Chove. O dia foi da chuva! Quase não percebo a sinfonia dos céus. Passo o dia inteiro enclausurado. Vejo gente apressada, correndo pra um lado e pra outro, fugindo não sei exatamente de quê. Semblantes preocupados, apressados e enigmáticos. Vejo-me também passando entre eles. A tarde atravessou o dia e a chuva, continua. O sol não apareceu. Por onde anda a lua? As ruas vão ficando vazias. As pessoas vão se recolhendo! A tarde entrega-se ao anoitecer e a imagem do dia invernoso permanece. Sinto um misto de melancolia; a rua escura, o vento frio, uma saudade, um vazio... As emoções pungentes carecem de palavras para descrevê-las. Chegou o instante de ir embora. Estou ansioso pra sair.

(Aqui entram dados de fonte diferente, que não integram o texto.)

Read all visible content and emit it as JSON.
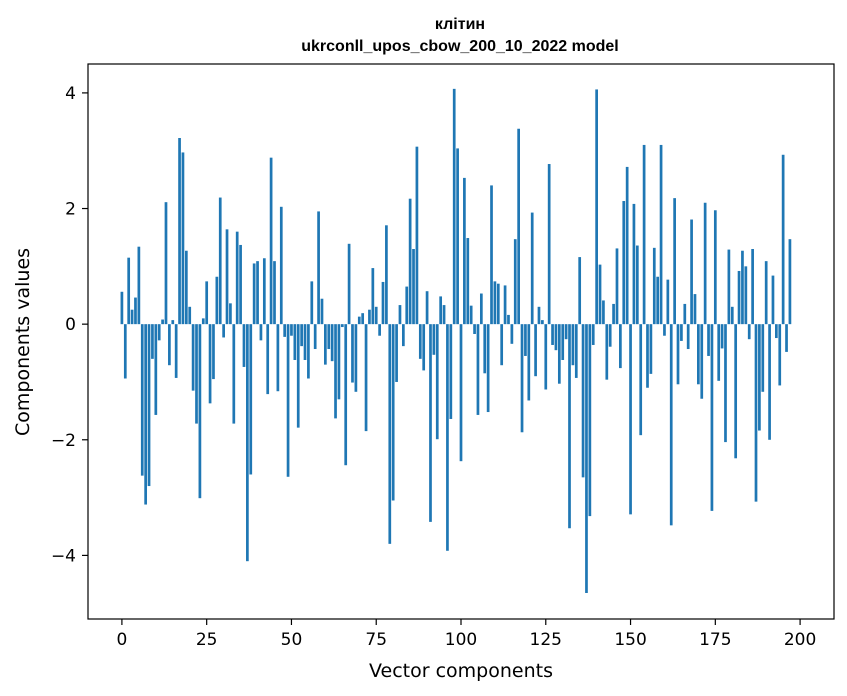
{
  "chart_data": {
    "type": "bar",
    "title_line1": "клітин",
    "title_line2": "ukrconll_upos_cbow_200_10_2022 model",
    "xlabel": "Vector components",
    "ylabel": "Components values",
    "xlim": [
      -10,
      210
    ],
    "ylim": [
      -5.1,
      4.5
    ],
    "xticks": [
      0,
      25,
      50,
      75,
      100,
      125,
      150,
      175,
      200
    ],
    "xtick_labels": [
      "0",
      "25",
      "50",
      "75",
      "100",
      "125",
      "150",
      "175",
      "200"
    ],
    "yticks": [
      4,
      2,
      0,
      -2,
      -4
    ],
    "ytick_labels": [
      "4",
      "2",
      "0",
      "−2",
      "−4"
    ],
    "bar_color": "#1f77b4",
    "grid": false,
    "values": [
      0.56,
      -0.94,
      1.15,
      0.25,
      0.46,
      1.34,
      -2.62,
      -3.12,
      -2.8,
      -0.6,
      -1.57,
      -0.28,
      0.08,
      2.11,
      -0.71,
      0.07,
      -0.93,
      3.22,
      2.97,
      1.27,
      0.3,
      -1.15,
      -1.72,
      -3.01,
      0.1,
      0.74,
      -1.37,
      -0.95,
      0.82,
      2.19,
      -0.23,
      1.64,
      0.36,
      -1.72,
      1.6,
      1.37,
      -0.74,
      -4.1,
      -2.6,
      1.05,
      1.09,
      -0.28,
      1.14,
      -1.21,
      2.88,
      1.09,
      -1.16,
      2.03,
      -0.22,
      -2.64,
      -0.2,
      -0.62,
      -1.79,
      -0.38,
      -0.62,
      -0.94,
      0.74,
      -0.43,
      1.95,
      0.44,
      -0.7,
      -0.43,
      -0.64,
      -1.63,
      -1.3,
      -0.05,
      -2.44,
      1.39,
      -1.01,
      -1.17,
      0.13,
      0.19,
      -1.85,
      0.25,
      0.97,
      0.3,
      -0.2,
      0.73,
      1.71,
      -3.8,
      -3.05,
      -1.0,
      0.33,
      -0.38,
      0.65,
      2.17,
      1.3,
      3.07,
      -0.6,
      -0.8,
      0.57,
      -3.42,
      -0.53,
      -1.99,
      0.48,
      0.33,
      -3.92,
      -1.64,
      4.07,
      3.04,
      -2.37,
      2.53,
      1.49,
      0.32,
      -0.17,
      -1.57,
      0.53,
      -0.85,
      -1.52,
      2.4,
      0.74,
      0.7,
      -0.71,
      0.67,
      0.16,
      -0.34,
      1.47,
      3.38,
      -1.87,
      -0.55,
      -1.32,
      1.93,
      -0.9,
      0.3,
      0.07,
      -1.13,
      2.77,
      -0.36,
      -0.45,
      -1.03,
      -0.62,
      -0.26,
      -3.53,
      -0.71,
      -0.93,
      1.16,
      -2.65,
      -4.65,
      -3.32,
      -0.36,
      4.06,
      1.03,
      0.41,
      -0.96,
      -0.39,
      0.35,
      1.31,
      -0.76,
      2.13,
      2.72,
      -3.29,
      2.08,
      1.36,
      -1.92,
      3.1,
      -1.1,
      -0.86,
      1.32,
      0.82,
      3.1,
      -0.2,
      0.77,
      -3.48,
      2.18,
      -1.04,
      -0.29,
      0.35,
      -0.43,
      1.81,
      0.52,
      -1.04,
      -1.29,
      2.1,
      -0.55,
      -3.23,
      1.97,
      -0.98,
      -0.42,
      -2.04,
      1.29,
      0.3,
      -2.32,
      0.92,
      1.27,
      1.0,
      -0.26,
      1.3,
      -3.07,
      -1.84,
      -1.17,
      1.09,
      -2.0,
      0.84,
      -0.24,
      -1.06,
      2.93,
      -0.48,
      1.47
    ]
  }
}
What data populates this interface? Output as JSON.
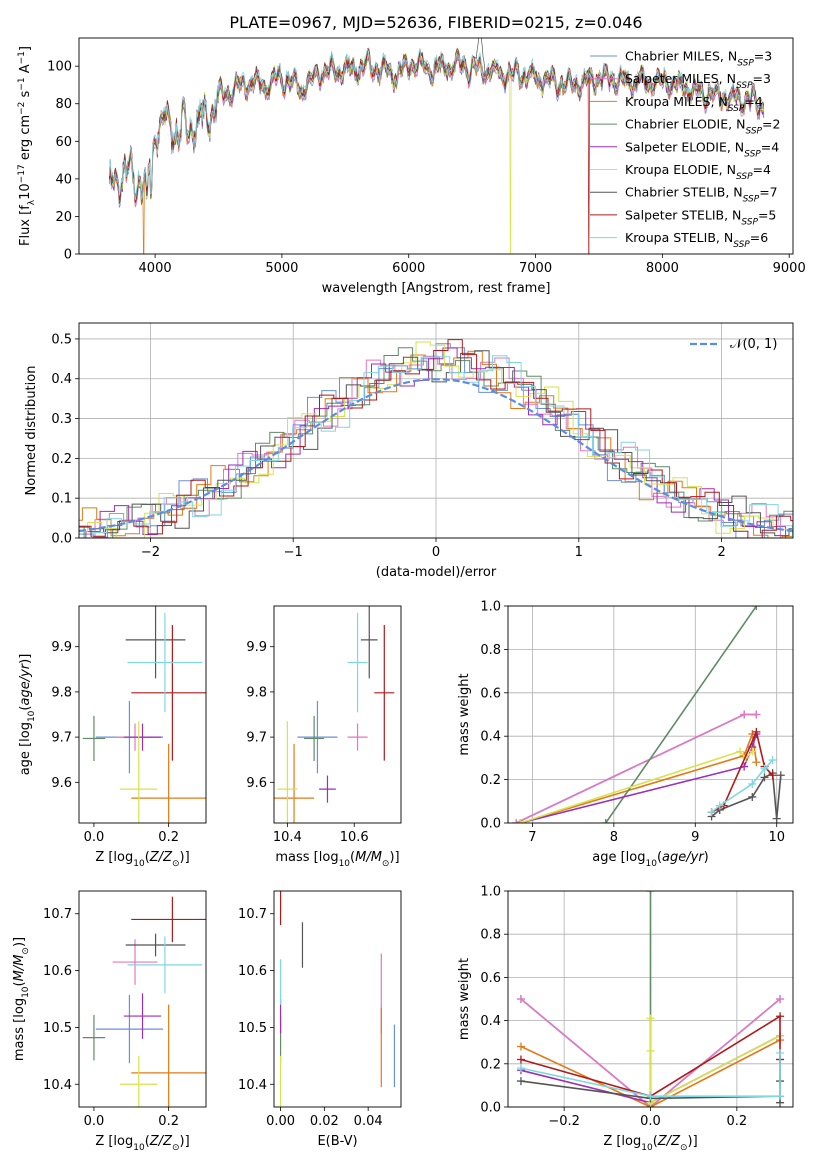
{
  "title": "PLATE=0967, MJD=52636, FIBERID=0215, z=0.046",
  "colors": {
    "Chabrier MILES": "#6a8fdc",
    "Salpeter MILES": "#e377c2",
    "Kroupa MILES": "#e07b18",
    "Chabrier ELODIE": "#5e8c64",
    "Salpeter ELODIE": "#9b2fb5",
    "Kroupa ELODIE": "#d6e34a",
    "Chabrier STELIB": "#555555",
    "Salpeter STELIB": "#b01a1a",
    "Kroupa STELIB": "#7fd7e0",
    "gaussian": "#5b8ee0"
  },
  "legend_main": [
    {
      "base": "Chabrier MILES, N",
      "n": "3"
    },
    {
      "base": "Salpeter MILES, N",
      "n": "3"
    },
    {
      "base": "Kroupa MILES, N",
      "n": "4"
    },
    {
      "base": "Chabrier ELODIE, N",
      "n": "2"
    },
    {
      "base": "Salpeter ELODIE, N",
      "n": "4"
    },
    {
      "base": "Kroupa ELODIE, N",
      "n": "4"
    },
    {
      "base": "Chabrier STELIB, N",
      "n": "7"
    },
    {
      "base": "Salpeter STELIB, N",
      "n": "5"
    },
    {
      "base": "Kroupa STELIB, N",
      "n": "6"
    }
  ],
  "legend_sub": "SSP",
  "legend_gauss": "𝒩(0, 1)",
  "chart_data": [
    {
      "id": "spectrum",
      "type": "line",
      "xlabel": "wavelength [Angstrom, rest frame]",
      "ylabel": "Flux [f",
      "xlim": [
        3400,
        9030
      ],
      "ylim": [
        0,
        115
      ],
      "xticks": [
        "4000",
        "5000",
        "6000",
        "7000",
        "8000",
        "9000"
      ],
      "yticks": [
        "0",
        "20",
        "40",
        "60",
        "80",
        "100"
      ],
      "x": [
        3640,
        3750,
        3900,
        3950,
        4000,
        4100,
        4200,
        4300,
        4400,
        4500,
        4700,
        4800,
        4860,
        4950,
        5100,
        5175,
        5300,
        5500,
        5700,
        5890,
        6000,
        6200,
        6400,
        6563,
        6700,
        6900,
        7100,
        7300,
        7500,
        7700,
        7900,
        8100,
        8300,
        8500,
        8800
      ],
      "y": [
        35,
        43,
        38,
        40,
        66,
        70,
        65,
        69,
        72,
        83,
        90,
        92,
        88,
        94,
        91,
        88,
        96,
        98,
        100,
        95,
        101,
        99,
        100,
        98,
        97,
        95,
        92,
        90,
        94,
        92,
        92,
        90,
        86,
        84,
        80
      ],
      "cutoffs": [
        {
          "series": "Kroupa ELODIE",
          "at": 6800
        },
        {
          "series": "Salpeter STELIB",
          "at": 7420
        },
        {
          "series": "Kroupa MILES",
          "at": 3910
        }
      ]
    },
    {
      "id": "residuals",
      "type": "histogram",
      "xlabel": "(data-model)/error",
      "ylabel": "Normed distribution",
      "xlim": [
        -2.5,
        2.5
      ],
      "ylim": [
        0,
        0.54
      ],
      "xticks": [
        "−2",
        "−1",
        "0",
        "1",
        "2"
      ],
      "yticks": [
        "0.0",
        "0.1",
        "0.2",
        "0.3",
        "0.4",
        "0.5"
      ],
      "bin_width": 0.1,
      "gaussian": {
        "mu": 0,
        "sigma": 1
      }
    },
    {
      "id": "age_vs_Z",
      "type": "scatter",
      "xlabel": "Z [log",
      "ylabel": "age  [log",
      "xlim": [
        -0.04,
        0.3
      ],
      "ylim": [
        9.51,
        9.99
      ],
      "xticks": [
        "0.0",
        "0.2"
      ],
      "yticks": [
        "9.6",
        "9.7",
        "9.8",
        "9.9"
      ],
      "points": [
        {
          "series": "Chabrier MILES",
          "x": 0.095,
          "y": 9.7,
          "xerr": 0.09,
          "yerr": 0.08
        },
        {
          "series": "Salpeter MILES",
          "x": 0.11,
          "y": 9.7,
          "xerr": 0.05,
          "yerr": 0.03
        },
        {
          "series": "Kroupa MILES",
          "x": 0.2,
          "y": 9.565,
          "xerr": 0.1,
          "yerr": 0.12
        },
        {
          "series": "Chabrier ELODIE",
          "x": 0.0,
          "y": 9.697,
          "xerr": 0.03,
          "yerr": 0.05
        },
        {
          "series": "Salpeter ELODIE",
          "x": 0.13,
          "y": 9.7,
          "xerr": 0.05,
          "yerr": 0.03
        },
        {
          "series": "Kroupa ELODIE",
          "x": 0.12,
          "y": 9.585,
          "xerr": 0.05,
          "yerr": 0.15
        },
        {
          "series": "Chabrier STELIB",
          "x": 0.165,
          "y": 9.915,
          "xerr": 0.08,
          "yerr": 0.085
        },
        {
          "series": "Salpeter STELIB",
          "x": 0.21,
          "y": 9.798,
          "xerr": 0.11,
          "yerr": 0.15
        },
        {
          "series": "Kroupa STELIB",
          "x": 0.19,
          "y": 9.865,
          "xerr": 0.1,
          "yerr": 0.11
        }
      ]
    },
    {
      "id": "age_vs_mass",
      "type": "scatter",
      "xlabel": "mass [log",
      "xlim": [
        10.36,
        10.74
      ],
      "ylim": [
        9.51,
        9.99
      ],
      "xticks": [
        "10.4",
        "10.6"
      ],
      "yticks": [
        "9.6",
        "9.7",
        "9.8",
        "9.9"
      ],
      "points": [
        {
          "series": "Chabrier MILES",
          "x": 10.49,
          "y": 9.7,
          "xerr": 0.06,
          "yerr": 0.08
        },
        {
          "series": "Salpeter MILES",
          "x": 10.61,
          "y": 9.7,
          "xerr": 0.03,
          "yerr": 0.03
        },
        {
          "series": "Kroupa MILES",
          "x": 10.42,
          "y": 9.565,
          "xerr": 0.06,
          "yerr": 0.12
        },
        {
          "series": "Chabrier ELODIE",
          "x": 10.48,
          "y": 9.697,
          "xerr": 0.03,
          "yerr": 0.05
        },
        {
          "series": "Salpeter ELODIE",
          "x": 10.52,
          "y": 9.585,
          "xerr": 0.025,
          "yerr": 0.03
        },
        {
          "series": "Kroupa ELODIE",
          "x": 10.4,
          "y": 9.585,
          "xerr": 0.03,
          "yerr": 0.15
        },
        {
          "series": "Chabrier STELIB",
          "x": 10.645,
          "y": 9.915,
          "xerr": 0.025,
          "yerr": 0.085
        },
        {
          "series": "Salpeter STELIB",
          "x": 10.69,
          "y": 9.798,
          "xerr": 0.03,
          "yerr": 0.15
        },
        {
          "series": "Kroupa STELIB",
          "x": 10.61,
          "y": 9.865,
          "xerr": 0.03,
          "yerr": 0.11
        }
      ]
    },
    {
      "id": "weight_vs_age",
      "type": "line",
      "xlabel": "age  [log",
      "ylabel": "mass weight",
      "xlim": [
        6.7,
        10.2
      ],
      "ylim": [
        0,
        1.0
      ],
      "xticks": [
        "7",
        "8",
        "9",
        "10"
      ],
      "yticks": [
        "0.0",
        "0.2",
        "0.4",
        "0.6",
        "0.8",
        "1.0"
      ],
      "series": [
        {
          "name": "Chabrier MILES",
          "x": [
            6.8,
            9.6,
            9.75
          ],
          "y": [
            0.0,
            0.5,
            0.5
          ]
        },
        {
          "name": "Salpeter MILES",
          "x": [
            6.8,
            9.6,
            9.75
          ],
          "y": [
            0.0,
            0.5,
            0.5
          ]
        },
        {
          "name": "Kroupa MILES",
          "x": [
            6.85,
            9.6,
            9.7,
            9.75
          ],
          "y": [
            0.0,
            0.31,
            0.41,
            0.28
          ]
        },
        {
          "name": "Chabrier ELODIE",
          "x": [
            7.9,
            9.75
          ],
          "y": [
            0.0,
            1.0
          ]
        },
        {
          "name": "Salpeter ELODIE",
          "x": [
            6.85,
            9.6,
            9.7,
            9.75
          ],
          "y": [
            0.0,
            0.26,
            0.35,
            0.41
          ]
        },
        {
          "name": "Kroupa ELODIE",
          "x": [
            6.85,
            9.55,
            9.62,
            9.7
          ],
          "y": [
            0.0,
            0.33,
            0.3,
            0.33
          ]
        },
        {
          "name": "Chabrier STELIB",
          "x": [
            9.2,
            9.3,
            9.7,
            9.85,
            9.95,
            10.0,
            10.05
          ],
          "y": [
            0.03,
            0.06,
            0.12,
            0.21,
            0.23,
            0.02,
            0.22
          ]
        },
        {
          "name": "Salpeter STELIB",
          "x": [
            9.2,
            9.35,
            9.75,
            9.85,
            9.95
          ],
          "y": [
            0.05,
            0.08,
            0.42,
            0.26,
            0.22
          ]
        },
        {
          "name": "Kroupa STELIB",
          "x": [
            9.2,
            9.3,
            9.7,
            9.85,
            9.95
          ],
          "y": [
            0.05,
            0.08,
            0.18,
            0.25,
            0.29
          ]
        }
      ]
    },
    {
      "id": "mass_vs_Z",
      "type": "scatter",
      "xlabel": "Z [log",
      "ylabel": "mass [log",
      "xlim": [
        -0.04,
        0.3
      ],
      "ylim": [
        10.36,
        10.74
      ],
      "xticks": [
        "0.0",
        "0.2"
      ],
      "yticks": [
        "10.4",
        "10.5",
        "10.6",
        "10.7"
      ],
      "points": [
        {
          "series": "Chabrier MILES",
          "x": 0.095,
          "y": 10.497,
          "xerr": 0.09,
          "yerr": 0.06
        },
        {
          "series": "Salpeter MILES",
          "x": 0.11,
          "y": 10.615,
          "xerr": 0.06,
          "yerr": 0.04
        },
        {
          "series": "Kroupa MILES",
          "x": 0.2,
          "y": 10.42,
          "xerr": 0.1,
          "yerr": 0.12
        },
        {
          "series": "Chabrier ELODIE",
          "x": 0.0,
          "y": 10.482,
          "xerr": 0.03,
          "yerr": 0.04
        },
        {
          "series": "Salpeter ELODIE",
          "x": 0.13,
          "y": 10.52,
          "xerr": 0.05,
          "yerr": 0.04
        },
        {
          "series": "Kroupa ELODIE",
          "x": 0.12,
          "y": 10.4,
          "xerr": 0.05,
          "yerr": 0.05
        },
        {
          "series": "Chabrier STELIB",
          "x": 0.165,
          "y": 10.645,
          "xerr": 0.08,
          "yerr": 0.02
        },
        {
          "series": "Salpeter STELIB",
          "x": 0.21,
          "y": 10.69,
          "xerr": 0.11,
          "yerr": 0.04
        },
        {
          "series": "Kroupa STELIB",
          "x": 0.19,
          "y": 10.61,
          "xerr": 0.1,
          "yerr": 0.05
        }
      ]
    },
    {
      "id": "mass_vs_ebv",
      "type": "scatter",
      "xlabel": "E(B-V)",
      "xlim": [
        -0.003,
        0.055
      ],
      "ylim": [
        10.36,
        10.74
      ],
      "xticks": [
        "0.00",
        "0.02",
        "0.04"
      ],
      "yticks": [
        "10.4",
        "10.5",
        "10.6",
        "10.7"
      ],
      "points": [
        {
          "series": "Chabrier MILES",
          "x": 0.052,
          "y": 10.45,
          "xerr": 0,
          "yerr": 0.055
        },
        {
          "series": "Salpeter MILES",
          "x": 0.046,
          "y": 10.56,
          "xerr": 0,
          "yerr": 0.07
        },
        {
          "series": "Kroupa MILES",
          "x": 0.046,
          "y": 10.465,
          "xerr": 0,
          "yerr": 0.07
        },
        {
          "series": "Chabrier ELODIE",
          "x": 0.0,
          "y": 10.48,
          "xerr": 0,
          "yerr": 0.04
        },
        {
          "series": "Salpeter ELODIE",
          "x": 0.0,
          "y": 10.52,
          "xerr": 0,
          "yerr": 0.03
        },
        {
          "series": "Kroupa ELODIE",
          "x": 0.0,
          "y": 10.4,
          "xerr": 0,
          "yerr": 0.05
        },
        {
          "series": "Chabrier STELIB",
          "x": 0.01,
          "y": 10.645,
          "xerr": 0,
          "yerr": 0.04
        },
        {
          "series": "Salpeter STELIB",
          "x": 0.0,
          "y": 10.72,
          "xerr": 0,
          "yerr": 0.04
        },
        {
          "series": "Kroupa STELIB",
          "x": 0.0,
          "y": 10.58,
          "xerr": 0,
          "yerr": 0.04
        }
      ]
    },
    {
      "id": "weight_vs_Z",
      "type": "line",
      "xlabel": "Z [log",
      "ylabel": "mass weight",
      "xlim": [
        -0.33,
        0.33
      ],
      "ylim": [
        0,
        1.0
      ],
      "xticks": [
        "−0.2",
        "0.0",
        "0.2"
      ],
      "yticks": [
        "0.0",
        "0.2",
        "0.4",
        "0.6",
        "0.8",
        "1.0"
      ],
      "series": [
        {
          "name": "Chabrier MILES",
          "x": [
            -0.3,
            0.0,
            0.3
          ],
          "y": [
            0.5,
            0.0,
            0.5
          ]
        },
        {
          "name": "Salpeter MILES",
          "x": [
            -0.3,
            0.0,
            0.3
          ],
          "y": [
            0.5,
            0.0,
            0.5
          ]
        },
        {
          "name": "Kroupa MILES",
          "x": [
            -0.3,
            0.0,
            0.3
          ],
          "y": [
            0.28,
            0.0,
            0.31
          ]
        },
        {
          "name": "Chabrier ELODIE",
          "x": [
            0.0,
            0.0
          ],
          "y": [
            0.0,
            1.0
          ]
        },
        {
          "name": "Salpeter ELODIE",
          "x": [
            -0.3,
            0.0,
            0.3
          ],
          "y": [
            0.17,
            0.02,
            0.33
          ]
        },
        {
          "name": "Kroupa ELODIE",
          "x": [
            0.0,
            0.0,
            0.0,
            0.3
          ],
          "y": [
            0.41,
            0.26,
            0.02,
            0.33
          ]
        },
        {
          "name": "Chabrier STELIB",
          "x": [
            -0.3,
            0.0,
            0.3,
            0.3,
            0.3,
            0.3
          ],
          "y": [
            0.12,
            0.04,
            0.05,
            0.22,
            0.12,
            0.02
          ]
        },
        {
          "name": "Salpeter STELIB",
          "x": [
            -0.3,
            0.0,
            0.3,
            0.3
          ],
          "y": [
            0.22,
            0.05,
            0.42,
            0.22
          ]
        },
        {
          "name": "Kroupa STELIB",
          "x": [
            -0.3,
            0.0,
            0.3,
            0.3
          ],
          "y": [
            0.18,
            0.05,
            0.05,
            0.25
          ]
        }
      ]
    }
  ]
}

Continua chovendo, agora mais delicadamente, pois consigo ver os pingos prateados caindo sob as luzes da cidade como um imenso arco-íris. Imagino o vento e a chuva num imenso balé. Vejo o vento pegando a chuva para dançar, rodopiando no ar, sincronizados e se dissipando como nuvem transparente. Tenho que ir embora, mas não tenho guarda-chuva. Assim vou eu, caminhando a esmo, em passos lentos, contemplando a beleza do tempo! A brisa suave que toca meu rosto trás junto um misto de emoções contidas e indagações. A ausência de gente na rua torna-me introspectivo. Embevecido em pensamentos vou seguindo. O único som que escuto são os pingos da chuva que se desmancham com força do vento. Sinto vontade de correr, porém desisto. Sinto vontade de gritar, mas me contenho.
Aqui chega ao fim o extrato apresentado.